Consulting giant KPMG is under further scrutiny this week following accusations it capitalised on inside information to win a massive contract with the Australian Signals Directorate (ASD).
The cyber spy agency itself is also under fire over claims it awarded KPMG the $46 million contract despite knowing the firm helped design the upgrade project that went to competitive tender.
The upgrade, known as REDSPICE, will triple the ASD’s offensive cyber capabilities.
In her introduction to the report outlining REDSPICE’s aims, ASD director-general Rachel Noble said the project would make the agency more resilient by improving the performance of critical functions nationally and globally.
“REDSPICE is the necessary and timely change needed for ASD to continue its contribution to making Australia secure, in both peace-time and conflict,” she wrote.

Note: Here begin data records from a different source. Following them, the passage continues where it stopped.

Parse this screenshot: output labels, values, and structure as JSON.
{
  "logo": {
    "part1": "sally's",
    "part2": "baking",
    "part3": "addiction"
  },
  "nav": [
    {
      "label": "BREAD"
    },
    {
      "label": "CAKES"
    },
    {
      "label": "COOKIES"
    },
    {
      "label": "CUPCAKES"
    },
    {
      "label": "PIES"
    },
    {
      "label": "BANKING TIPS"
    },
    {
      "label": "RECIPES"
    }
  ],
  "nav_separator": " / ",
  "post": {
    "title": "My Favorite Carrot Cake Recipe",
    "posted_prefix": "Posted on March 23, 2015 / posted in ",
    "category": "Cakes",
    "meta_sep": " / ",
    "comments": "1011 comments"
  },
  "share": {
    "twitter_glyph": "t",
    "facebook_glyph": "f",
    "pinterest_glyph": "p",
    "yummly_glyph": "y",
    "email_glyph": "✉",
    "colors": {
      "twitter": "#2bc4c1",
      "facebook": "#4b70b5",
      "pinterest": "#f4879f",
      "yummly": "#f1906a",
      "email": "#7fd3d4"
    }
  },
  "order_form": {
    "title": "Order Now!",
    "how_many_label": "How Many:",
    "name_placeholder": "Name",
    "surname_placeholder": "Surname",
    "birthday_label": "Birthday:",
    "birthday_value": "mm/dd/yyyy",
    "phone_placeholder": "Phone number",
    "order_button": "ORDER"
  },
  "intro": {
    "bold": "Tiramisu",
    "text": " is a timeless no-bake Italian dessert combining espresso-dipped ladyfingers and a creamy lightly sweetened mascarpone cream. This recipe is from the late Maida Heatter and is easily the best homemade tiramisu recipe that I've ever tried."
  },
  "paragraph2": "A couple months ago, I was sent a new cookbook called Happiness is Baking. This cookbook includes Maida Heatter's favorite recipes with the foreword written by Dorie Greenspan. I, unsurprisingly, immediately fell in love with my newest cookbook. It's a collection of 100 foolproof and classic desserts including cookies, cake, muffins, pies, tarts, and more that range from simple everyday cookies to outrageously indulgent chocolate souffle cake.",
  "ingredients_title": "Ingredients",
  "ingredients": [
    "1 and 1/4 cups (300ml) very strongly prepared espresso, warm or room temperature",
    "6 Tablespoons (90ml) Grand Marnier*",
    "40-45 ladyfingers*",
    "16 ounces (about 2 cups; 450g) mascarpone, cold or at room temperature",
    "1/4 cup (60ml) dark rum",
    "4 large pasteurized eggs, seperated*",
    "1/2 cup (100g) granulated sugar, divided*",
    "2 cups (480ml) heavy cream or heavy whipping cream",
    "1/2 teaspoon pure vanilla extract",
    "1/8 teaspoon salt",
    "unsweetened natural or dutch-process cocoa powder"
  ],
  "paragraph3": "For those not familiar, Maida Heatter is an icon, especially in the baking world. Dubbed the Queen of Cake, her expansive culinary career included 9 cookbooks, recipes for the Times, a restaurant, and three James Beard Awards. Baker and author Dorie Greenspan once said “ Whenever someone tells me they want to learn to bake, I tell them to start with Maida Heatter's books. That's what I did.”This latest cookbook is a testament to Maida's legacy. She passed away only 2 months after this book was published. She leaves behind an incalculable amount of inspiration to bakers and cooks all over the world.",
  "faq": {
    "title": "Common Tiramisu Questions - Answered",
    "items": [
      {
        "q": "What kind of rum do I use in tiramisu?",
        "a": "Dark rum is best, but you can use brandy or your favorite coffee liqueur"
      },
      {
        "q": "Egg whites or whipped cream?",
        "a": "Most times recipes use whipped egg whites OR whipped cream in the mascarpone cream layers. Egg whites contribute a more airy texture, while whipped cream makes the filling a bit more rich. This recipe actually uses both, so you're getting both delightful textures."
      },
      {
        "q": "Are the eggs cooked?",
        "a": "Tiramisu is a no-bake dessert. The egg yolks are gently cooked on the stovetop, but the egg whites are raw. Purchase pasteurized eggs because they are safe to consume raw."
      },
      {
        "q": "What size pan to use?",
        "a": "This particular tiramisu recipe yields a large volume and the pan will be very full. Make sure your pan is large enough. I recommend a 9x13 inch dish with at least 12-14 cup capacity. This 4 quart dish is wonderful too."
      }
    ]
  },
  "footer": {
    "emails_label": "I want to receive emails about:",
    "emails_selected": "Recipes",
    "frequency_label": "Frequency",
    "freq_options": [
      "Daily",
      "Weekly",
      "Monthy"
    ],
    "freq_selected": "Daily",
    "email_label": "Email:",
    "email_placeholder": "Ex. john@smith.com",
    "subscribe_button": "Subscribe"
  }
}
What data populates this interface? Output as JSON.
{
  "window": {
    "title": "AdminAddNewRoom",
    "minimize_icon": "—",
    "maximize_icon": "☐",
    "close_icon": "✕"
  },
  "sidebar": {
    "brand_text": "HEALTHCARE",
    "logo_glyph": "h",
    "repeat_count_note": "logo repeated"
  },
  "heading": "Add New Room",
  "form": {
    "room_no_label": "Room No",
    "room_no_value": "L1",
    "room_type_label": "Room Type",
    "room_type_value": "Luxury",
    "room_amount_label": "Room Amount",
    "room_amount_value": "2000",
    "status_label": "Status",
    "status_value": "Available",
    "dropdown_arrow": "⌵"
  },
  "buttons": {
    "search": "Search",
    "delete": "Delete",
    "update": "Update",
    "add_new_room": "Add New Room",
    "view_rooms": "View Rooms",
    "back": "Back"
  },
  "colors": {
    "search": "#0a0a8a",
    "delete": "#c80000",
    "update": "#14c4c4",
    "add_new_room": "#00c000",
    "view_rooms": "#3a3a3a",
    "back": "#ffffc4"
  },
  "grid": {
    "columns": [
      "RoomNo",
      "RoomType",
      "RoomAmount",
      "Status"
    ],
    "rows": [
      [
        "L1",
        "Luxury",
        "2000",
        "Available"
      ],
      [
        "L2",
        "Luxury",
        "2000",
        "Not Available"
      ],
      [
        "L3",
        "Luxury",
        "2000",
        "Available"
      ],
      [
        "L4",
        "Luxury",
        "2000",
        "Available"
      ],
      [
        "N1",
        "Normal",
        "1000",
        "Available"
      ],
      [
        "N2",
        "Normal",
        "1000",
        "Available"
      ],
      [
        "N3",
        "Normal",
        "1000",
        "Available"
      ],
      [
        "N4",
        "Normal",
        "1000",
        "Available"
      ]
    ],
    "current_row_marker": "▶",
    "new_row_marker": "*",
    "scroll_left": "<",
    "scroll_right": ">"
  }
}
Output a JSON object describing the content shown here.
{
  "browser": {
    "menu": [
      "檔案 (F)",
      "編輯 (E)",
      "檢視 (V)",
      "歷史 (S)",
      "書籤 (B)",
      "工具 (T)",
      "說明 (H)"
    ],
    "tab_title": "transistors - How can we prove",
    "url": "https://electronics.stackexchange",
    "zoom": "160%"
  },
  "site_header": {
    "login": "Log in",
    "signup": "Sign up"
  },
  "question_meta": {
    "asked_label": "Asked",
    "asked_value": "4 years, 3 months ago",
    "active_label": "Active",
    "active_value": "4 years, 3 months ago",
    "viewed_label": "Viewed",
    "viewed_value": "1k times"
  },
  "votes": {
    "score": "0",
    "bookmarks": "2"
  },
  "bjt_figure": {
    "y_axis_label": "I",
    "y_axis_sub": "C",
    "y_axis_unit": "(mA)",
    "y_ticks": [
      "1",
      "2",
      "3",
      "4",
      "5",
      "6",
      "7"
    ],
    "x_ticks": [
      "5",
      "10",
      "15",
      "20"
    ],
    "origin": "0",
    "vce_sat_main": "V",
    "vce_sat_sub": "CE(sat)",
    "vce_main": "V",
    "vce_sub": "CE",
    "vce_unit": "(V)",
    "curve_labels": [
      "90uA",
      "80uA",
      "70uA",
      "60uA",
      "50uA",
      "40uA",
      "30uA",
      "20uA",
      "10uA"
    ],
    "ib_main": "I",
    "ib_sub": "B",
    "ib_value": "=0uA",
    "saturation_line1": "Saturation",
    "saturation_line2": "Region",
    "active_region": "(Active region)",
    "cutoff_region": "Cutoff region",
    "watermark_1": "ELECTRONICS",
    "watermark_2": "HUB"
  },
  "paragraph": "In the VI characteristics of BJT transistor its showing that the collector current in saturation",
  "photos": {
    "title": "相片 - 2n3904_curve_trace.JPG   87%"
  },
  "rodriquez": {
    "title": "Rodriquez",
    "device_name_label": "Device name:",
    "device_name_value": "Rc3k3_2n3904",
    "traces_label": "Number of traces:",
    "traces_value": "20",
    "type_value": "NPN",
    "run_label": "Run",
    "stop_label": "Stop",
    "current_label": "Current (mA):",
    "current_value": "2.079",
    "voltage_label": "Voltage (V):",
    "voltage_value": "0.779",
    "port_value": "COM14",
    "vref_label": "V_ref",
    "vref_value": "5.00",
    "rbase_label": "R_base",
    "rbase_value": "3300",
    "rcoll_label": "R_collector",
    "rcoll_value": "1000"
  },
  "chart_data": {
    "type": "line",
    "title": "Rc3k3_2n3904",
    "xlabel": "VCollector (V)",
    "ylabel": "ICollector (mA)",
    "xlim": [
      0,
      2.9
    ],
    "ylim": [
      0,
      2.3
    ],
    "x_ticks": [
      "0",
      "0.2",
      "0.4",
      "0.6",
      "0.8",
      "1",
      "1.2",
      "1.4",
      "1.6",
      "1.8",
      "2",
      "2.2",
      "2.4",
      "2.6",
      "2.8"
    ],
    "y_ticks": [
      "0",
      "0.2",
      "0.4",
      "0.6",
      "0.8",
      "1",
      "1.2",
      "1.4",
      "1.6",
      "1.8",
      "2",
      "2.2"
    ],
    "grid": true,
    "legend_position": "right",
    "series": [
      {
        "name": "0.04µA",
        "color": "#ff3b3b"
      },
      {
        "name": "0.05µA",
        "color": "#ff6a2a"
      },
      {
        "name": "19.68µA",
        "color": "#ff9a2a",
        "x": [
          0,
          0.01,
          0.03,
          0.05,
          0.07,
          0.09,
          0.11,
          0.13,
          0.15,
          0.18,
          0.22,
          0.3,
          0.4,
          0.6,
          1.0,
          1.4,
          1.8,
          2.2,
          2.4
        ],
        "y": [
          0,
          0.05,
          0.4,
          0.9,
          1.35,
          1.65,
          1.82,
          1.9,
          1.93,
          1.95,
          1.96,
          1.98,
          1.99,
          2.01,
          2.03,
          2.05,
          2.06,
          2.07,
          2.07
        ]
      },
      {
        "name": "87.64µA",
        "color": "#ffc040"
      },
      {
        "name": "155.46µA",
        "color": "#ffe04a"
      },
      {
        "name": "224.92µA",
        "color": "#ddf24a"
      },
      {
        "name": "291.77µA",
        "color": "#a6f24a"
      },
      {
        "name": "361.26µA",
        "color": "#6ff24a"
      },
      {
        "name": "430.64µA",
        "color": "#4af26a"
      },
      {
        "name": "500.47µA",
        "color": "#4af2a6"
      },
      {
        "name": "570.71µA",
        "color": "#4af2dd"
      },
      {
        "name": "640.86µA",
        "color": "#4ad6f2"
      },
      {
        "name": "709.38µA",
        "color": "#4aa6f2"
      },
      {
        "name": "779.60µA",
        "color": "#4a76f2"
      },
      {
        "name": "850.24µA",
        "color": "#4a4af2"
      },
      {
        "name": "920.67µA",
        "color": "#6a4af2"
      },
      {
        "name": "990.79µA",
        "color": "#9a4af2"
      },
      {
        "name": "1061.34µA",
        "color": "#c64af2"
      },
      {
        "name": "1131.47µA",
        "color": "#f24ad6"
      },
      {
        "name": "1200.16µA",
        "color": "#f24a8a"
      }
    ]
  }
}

“Now more than ever the work we do is at the fore of Australia’s ability to protect its interests and contribute to stability and prosperity in our region and globally.
“This is an incredibly exciting time and opportunity for all of us in ASD, to evolve our organisation in ways which lay the foundation of our success for the next 75 years.”
An ABC investigative report, however, said the ASD quietly published contract details last week, awarding KPMG $46 million to work on the multi-billion-dollar program.
But KPMG had already been advising on the design of REDSPICE.
Bidding on a contract you helped design is known in consulting circles as ‘marking your own homework’.
In a statement to the ABC, ASD said it “undertook a competitive tender process to assist with project management of the REDSPICE initiative” and that “multiple partners were selected, of which KPMG is one”.
REDSPICE was established in 2022 with the aim of creating “1900 new analyst, technologist, corporate and enabling roles across Australia and the world” and “maintaining Australia’s strategic advantage and capability edge over the coming decade and beyond”.
It aims to establish ASD facilities in Melbourne, Brisbane and Perth at an estimated cost of $10 billion.
KPMG worked on the project for two years helping ASD design REDSPICE.
Last week, the spotlight was on KPMG over allegations it was ripping off Australian taxpayers by inflating bills and charging for work never done in its lucrative contracts with the Department of Defence.
An ABC Four Corners investigation cited whistleblowers who said KPMG had free rein in Defence for the past decade while raking in almost $2 billion in government ‘work’.
The whistleblowers alleged there was a ‘cosy relationship’ between the government and KPMG, resulting in the firm’s staff being able to do whatever they wanted inside Defence, even to the point of overriding senior departmental officials.
The term ‘significant influence’ was used.
A retrospective audit found invoices from the consultancy were wrong, with some being grossly overinflated.
Over the past decade, most KPMG consultants working in Defence were former Defence Force members, making it easy for them to exert control over their former departmental colleagues.
Defence has now introduced a new moratorium on entering into contracts with personnel who have left the department’s employ within the past 12 months.
Previously, someone could have left Defence’s employ and walked out the door in uniform on a Friday and be back in the building the following Monday dressed in a suit as a consultant earning substantially more money and with far fewer demands on work/life balance.
In a statement, KPMG refuted the allegations made in the Four Corners program, saying the claims are wrong.